Protections safeguarding NLRB members and administrative law judges from removal violate the president’s power to fire subordinate officers as set forth in the US Constitution, Ascension Seton Medical Center in Austin, Texas, alleged in a complaint Thursday.
The labor agency’s structure also deprives the company of its right to a trial by jury, Ascension claimed, asking the US District Court for the District of Western Texas to halt unfair labor practice proceedings against it.
SpaceX and an Energy Transfer LP subsidiary won preliminary injunctions last month freezing unfair labor practice cases based on similar constitutional challenges to NLRB officials’ protections against removal. Legal observers have speculated that attacks on the agency’s authority likely won’t stop if more employers successfully halt the administrative litigation against them.
Ascension’s lawsuit—which names the NLRB, its four members, and the general counsel as defendants—stems from unfair labor practice charges filed by the National Nurses Union. NNU alleged that two of their organizing members were fired for their union activities and the NLRB issued a complaint in the case.
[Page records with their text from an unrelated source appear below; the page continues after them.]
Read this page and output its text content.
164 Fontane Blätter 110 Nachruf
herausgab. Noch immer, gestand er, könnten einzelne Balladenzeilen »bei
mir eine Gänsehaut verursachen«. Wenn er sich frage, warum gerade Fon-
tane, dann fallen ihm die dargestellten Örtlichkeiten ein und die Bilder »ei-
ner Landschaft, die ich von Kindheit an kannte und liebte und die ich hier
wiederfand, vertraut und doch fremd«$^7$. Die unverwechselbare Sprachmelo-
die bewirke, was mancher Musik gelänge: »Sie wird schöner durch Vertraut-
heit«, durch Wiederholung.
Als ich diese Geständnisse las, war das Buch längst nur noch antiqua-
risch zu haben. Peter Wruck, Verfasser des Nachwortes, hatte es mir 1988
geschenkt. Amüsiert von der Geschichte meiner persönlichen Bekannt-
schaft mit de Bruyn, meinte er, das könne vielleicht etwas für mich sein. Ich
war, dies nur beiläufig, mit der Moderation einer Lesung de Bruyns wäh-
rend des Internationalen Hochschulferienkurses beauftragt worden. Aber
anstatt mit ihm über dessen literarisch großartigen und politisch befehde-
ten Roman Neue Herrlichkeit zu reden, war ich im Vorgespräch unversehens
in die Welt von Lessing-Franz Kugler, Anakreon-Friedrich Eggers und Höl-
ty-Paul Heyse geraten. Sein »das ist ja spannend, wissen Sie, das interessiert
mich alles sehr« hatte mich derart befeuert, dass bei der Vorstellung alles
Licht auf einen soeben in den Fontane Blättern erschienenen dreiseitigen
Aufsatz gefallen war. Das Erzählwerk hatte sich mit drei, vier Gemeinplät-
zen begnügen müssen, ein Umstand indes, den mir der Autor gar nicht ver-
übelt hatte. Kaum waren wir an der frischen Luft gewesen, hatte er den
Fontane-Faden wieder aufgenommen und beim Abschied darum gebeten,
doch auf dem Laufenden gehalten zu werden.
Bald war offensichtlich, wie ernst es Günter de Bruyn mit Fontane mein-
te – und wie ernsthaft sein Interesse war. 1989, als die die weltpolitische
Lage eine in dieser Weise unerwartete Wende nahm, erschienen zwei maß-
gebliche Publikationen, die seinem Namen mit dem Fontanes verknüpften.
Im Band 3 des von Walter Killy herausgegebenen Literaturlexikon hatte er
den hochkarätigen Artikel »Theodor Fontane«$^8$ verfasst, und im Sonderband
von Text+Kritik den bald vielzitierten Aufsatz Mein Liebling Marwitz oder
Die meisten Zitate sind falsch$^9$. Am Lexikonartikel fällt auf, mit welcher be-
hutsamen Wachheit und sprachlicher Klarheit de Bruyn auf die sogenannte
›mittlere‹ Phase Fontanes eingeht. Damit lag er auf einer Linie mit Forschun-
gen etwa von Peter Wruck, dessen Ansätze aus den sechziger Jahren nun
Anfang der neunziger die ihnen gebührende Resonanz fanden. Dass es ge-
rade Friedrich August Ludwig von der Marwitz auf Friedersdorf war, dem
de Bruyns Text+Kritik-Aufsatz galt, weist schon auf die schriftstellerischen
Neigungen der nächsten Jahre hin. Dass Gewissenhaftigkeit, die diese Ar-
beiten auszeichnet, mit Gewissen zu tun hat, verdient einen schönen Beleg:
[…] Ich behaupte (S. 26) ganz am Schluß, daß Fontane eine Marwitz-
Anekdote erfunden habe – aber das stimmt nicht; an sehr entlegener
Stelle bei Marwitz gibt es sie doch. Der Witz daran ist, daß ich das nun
Hearings before an administrative law judge are scheduled for October.
The company said in its lawsuit it will likely suffer “both economic and constitutional harms as a result of the damages sought and the very nature of the proceedings to which it may be subject.”
The NLRB regional director’s administrative complaint is seeking back pay and compensation for any “direct or foreseeable pecuniary harms and all reasonable consequential damages” resulting from the workers’ terminations.
Ascension argues in its injunction bid that these remedies can’t be levied against it without a jury trial, citing the US Supreme Court’s decision in Jarkesy v. SEC.
Ascension is represented by Munsch Hardt Kopf and Harr PC. Attorney information for the NLRB wasn’t immediately available.
The case is Ascension Seton v. NLRB, W.D. Tex., No. 6:24-cv-00485, complaint filed 9/19/24.